• Polémique autour de la série-docu "La reine Cléopâtre" sur Netflix
  • Cléopâtre VII, une reine fantasmée
  • Réduite à son apparence et sa sexualité
  • Une "pharaonne" aux racines incertaines

Elle a vécu il y a plus de 2000 ans mais fascine toujours les scientifiques, les artistes et le public. Cléopâtre VII, dernière reine d’Égypte ultra populaire, fait l’objet de nombreux fantasmes. Incarnant la grandeur et les mystères antiques des pharaons, le plus souvent d’un regard occidental, sa vie et son règne ont largement été dépeints dans des fictions ou des documentaires.

Certains questionnent les mythes autour de cette reine puissante qui a traversé les âges. D’autres les alimentent, enrichis par des interprétations souvent misogynes de son oeuvre et de son apparence, éclipsant sa stratégie politique.

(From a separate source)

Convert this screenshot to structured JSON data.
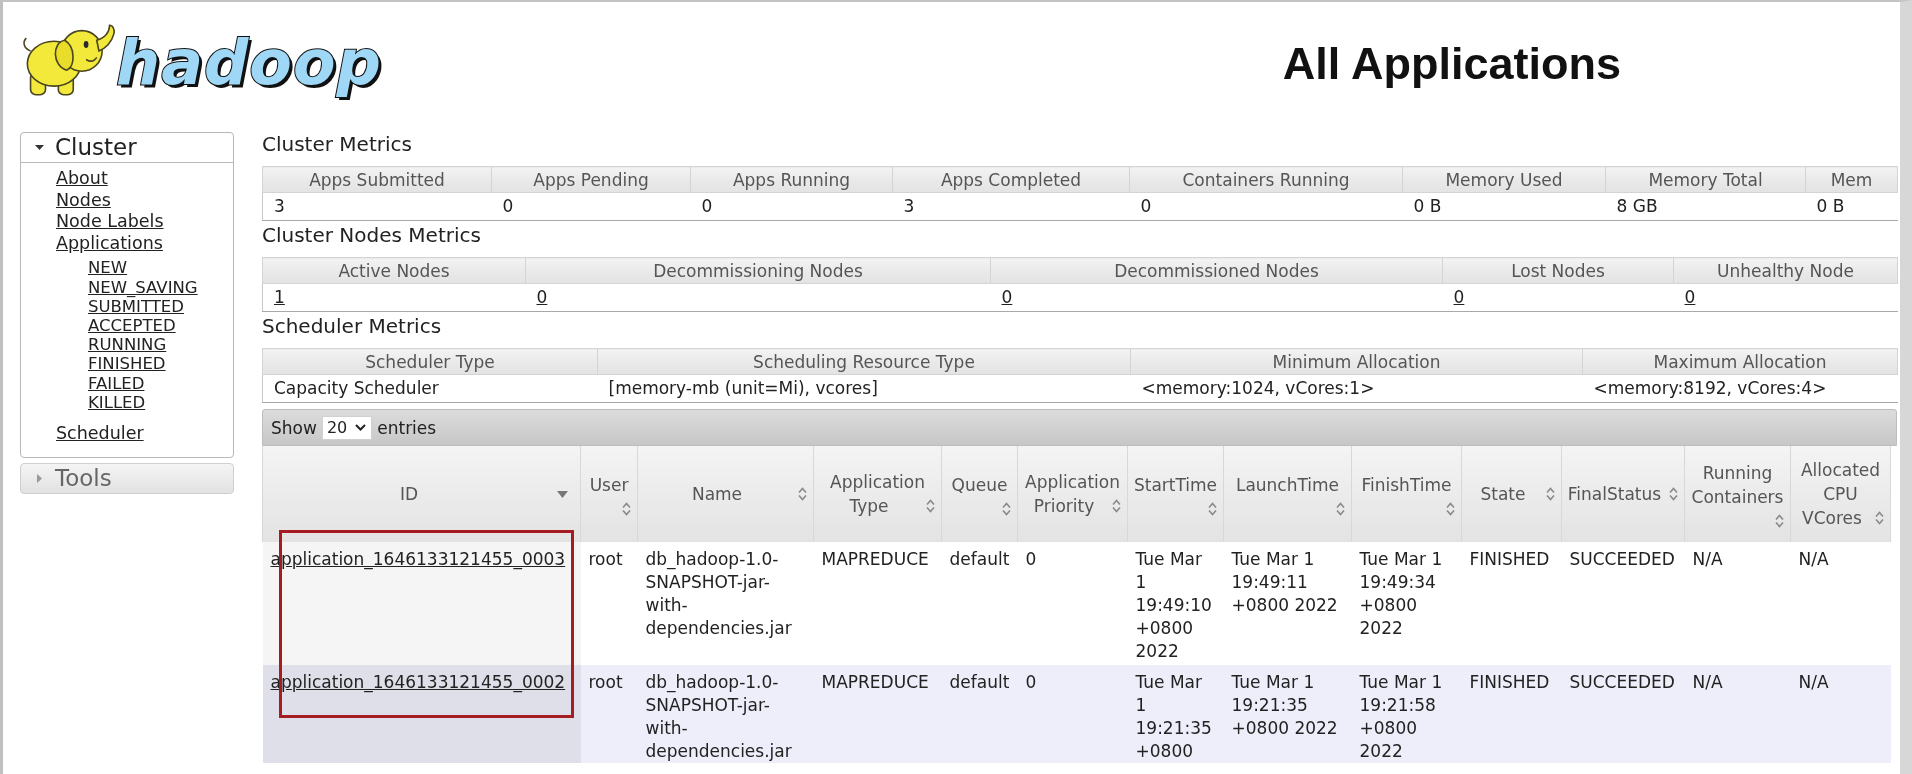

Polémique autour de la série-docu « La reine Cléopâtre » sur Netflix

Récemment, un documentaire Netflix produit et narré par Jada Pinkett Smith, qui n’est même pas encore sorti sur la plateforme, a provoqué l’ire de l’Égypte, mais aussi d’historiens internationaux qui se réfèrent aux origines grecques connues de Cléopâtre. En castant une actrice noire pour interpréter la reine dans sa série sur les reines africaines, la femme de Will Smith a été critiquée, accusée de réviser l’Histoire de sa dynastie.

Sur les réseaux sociaux, de nombreux militants d’extrême-droite se sont emparés de la polémique, symbole selon eux du « remplacement » et de la soi-disant « cancel culture » des Blancs au profit de personnes racisées.

Une pétition rassemblant 85 000 signatures, désormais supprimée, réclamait tout simplement le retrait du projet. Adele James, qui interprète la célèbre reine, a été même victime d’une vague intolérable de racisme sur les réseaux sociaux.

Cléopâtre est l’incarnation, forcément suspecte, de la femme de pouvoir.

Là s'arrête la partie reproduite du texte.